One solution to this predicament is test pooling. This means that instead of giving every American a test, a single test is administered to a group. If the test comes back negative, then all the group members do not have the virus. If it is positive, then individuals of that group are tested to find the ones who have the virus.

In the long run, this saves many tests to be used for the future. For example, if a group of 10 people test negative, then only one test is used, nine less than if they were individually tested. If they test positive, then 11 tests are used, only one more than individually testing 10 times.

One variation of pooling that could work is sending one test to each household.

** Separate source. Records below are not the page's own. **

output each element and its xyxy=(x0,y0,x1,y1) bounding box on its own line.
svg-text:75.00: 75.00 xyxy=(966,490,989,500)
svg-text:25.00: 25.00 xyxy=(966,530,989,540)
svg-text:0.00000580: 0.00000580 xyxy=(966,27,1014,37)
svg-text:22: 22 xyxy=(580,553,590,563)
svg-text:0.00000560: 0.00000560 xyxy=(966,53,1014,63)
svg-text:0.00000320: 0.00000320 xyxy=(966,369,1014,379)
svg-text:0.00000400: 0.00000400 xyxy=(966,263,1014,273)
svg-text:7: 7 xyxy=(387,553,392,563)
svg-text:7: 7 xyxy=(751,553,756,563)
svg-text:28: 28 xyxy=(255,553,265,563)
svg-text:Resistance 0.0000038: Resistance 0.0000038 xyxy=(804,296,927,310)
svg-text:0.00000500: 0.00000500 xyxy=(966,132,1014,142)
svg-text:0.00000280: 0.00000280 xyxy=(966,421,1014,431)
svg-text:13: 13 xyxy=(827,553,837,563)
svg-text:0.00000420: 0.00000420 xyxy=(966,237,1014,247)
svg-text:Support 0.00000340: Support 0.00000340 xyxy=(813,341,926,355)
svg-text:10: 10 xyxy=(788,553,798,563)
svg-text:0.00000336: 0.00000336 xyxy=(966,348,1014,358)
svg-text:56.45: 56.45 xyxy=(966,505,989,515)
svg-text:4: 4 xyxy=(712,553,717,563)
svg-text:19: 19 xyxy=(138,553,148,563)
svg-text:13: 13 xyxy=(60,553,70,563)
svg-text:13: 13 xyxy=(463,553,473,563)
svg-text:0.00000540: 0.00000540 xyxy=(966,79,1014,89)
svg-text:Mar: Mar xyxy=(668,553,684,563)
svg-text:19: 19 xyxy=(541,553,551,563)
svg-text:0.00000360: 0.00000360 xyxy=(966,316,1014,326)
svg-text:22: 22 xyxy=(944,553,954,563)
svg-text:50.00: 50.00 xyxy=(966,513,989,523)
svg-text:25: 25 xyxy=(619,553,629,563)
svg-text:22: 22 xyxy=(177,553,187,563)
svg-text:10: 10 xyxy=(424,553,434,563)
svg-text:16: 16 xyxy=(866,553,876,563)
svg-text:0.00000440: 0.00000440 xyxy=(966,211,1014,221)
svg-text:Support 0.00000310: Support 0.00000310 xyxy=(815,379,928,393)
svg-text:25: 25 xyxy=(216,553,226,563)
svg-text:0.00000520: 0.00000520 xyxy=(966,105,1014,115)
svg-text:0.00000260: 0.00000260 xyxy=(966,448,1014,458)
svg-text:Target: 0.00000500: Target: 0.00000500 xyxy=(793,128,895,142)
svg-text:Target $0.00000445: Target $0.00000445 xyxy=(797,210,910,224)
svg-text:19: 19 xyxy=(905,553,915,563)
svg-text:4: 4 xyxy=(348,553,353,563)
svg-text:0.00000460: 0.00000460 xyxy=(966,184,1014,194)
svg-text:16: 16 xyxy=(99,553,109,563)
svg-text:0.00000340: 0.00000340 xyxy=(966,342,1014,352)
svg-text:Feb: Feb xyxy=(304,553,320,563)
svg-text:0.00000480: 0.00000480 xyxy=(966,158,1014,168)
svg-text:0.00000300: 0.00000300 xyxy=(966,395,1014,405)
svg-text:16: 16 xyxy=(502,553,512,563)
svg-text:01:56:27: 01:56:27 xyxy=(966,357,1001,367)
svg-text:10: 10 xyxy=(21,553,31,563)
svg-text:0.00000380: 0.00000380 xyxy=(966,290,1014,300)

If one family member tests positive, we can assume the others will too and quarantine them early. Then, if necessary, they can be tested individually. This will also limit cases and save tests.

The pooling method works even better when the positivity rate is low. As of January 11th, the Mayo Clinic reports that the national positivity rate is 27%. This has risen dramatically in the past two weeks but it is still rather low.

Implementing test pooling right now would be optimal before the positivity rate rises more and it becomes too late. President Biden’s strategy of shipping tests to households is beneficial, but he should go a step farther by implementing test pooling to achieve lower COVID numbers.